Hijrahnya Mentari

Hijrahnya Mentari
Sang Ayah Pergi


__ADS_3

Bab 15


Marah, kesal, kecewa membaur jadi satu dalam hati Tari. Istri mana yang tidak marah dan kecewa melihat tingkah suami seperti ini? Pun Tari yang sudah bela-bela membeli lingerie hanya untuk membuat sang suami berhasrat padanya. Saat itu juga Tari membuka lingerie merah yang dipakai menggantinya dengan piyama.


"Kurang apa aku?" Di dalam kamar, Tari bersimpuh terisak di depan lemari. Kecewanya sungguh luar biasa ketika dirinya tidak dinomor-satukan.


Tidak ingin berlarut disekanya air mata, lalu bangun keluar kamar hendak mengambil air minum di dapur. Melewati ruang keluarga, tawa girang terdengar saling bersahutan, entah apa yang Yudha dan Randy bahas tampaknya bahagia sekali mereka?

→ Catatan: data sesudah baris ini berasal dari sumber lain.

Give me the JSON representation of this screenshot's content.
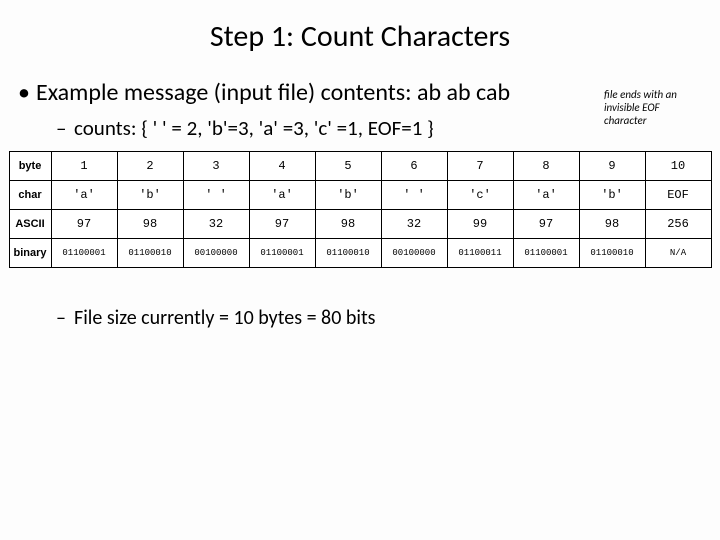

Nyeri menyergap ketika melihat tawa Yudha yang begitu lepas. Semenjak kepergian ibu tidak pernah Yudha sebahagia itu, meskipun Tari selalu berusaha mengiburnya.


Yudha menoleh ketika menangkap bayangan dari ekor matanya, tawa pun senyap. Marah, Tari melengos dari depan pintu ruang keluarga. Berharap Yudha akan mengejar dan meminta maaf, tapi nyatanya … jauh dari harapan. Jangankan sosoknya, bias bayangan pun tak tampak. Alhasil, senyum getir tersungging.


Satu gelas air Tari teguk sampai habis supaya hawa panas yang berkobar dalam dirinya berangsur sejuk dan mereda. Dari dapur, ia melangkah lagi menuju kamar ingin melupakan kejadian ini dengan tidur.


****


Hawa dingin terasa menusuk ke tulang, lantunan suara indah Kalamullah menyapa indra pendengaran Tari. Mata itu mengerejap pelan, lalu digosok-gosok layaknya anak kecil yang baru bangun tidur.


Tari menoleh pelan ketika dengkuran halus terdengar, pulas Yudha tidur di sampingnya. Melihat wajah sang suami, perihnya kejadian semalam terlintas lagi di benak Tari. Tapi sudahlah, ia memilih untuk berdamai dengan rasa kecewa.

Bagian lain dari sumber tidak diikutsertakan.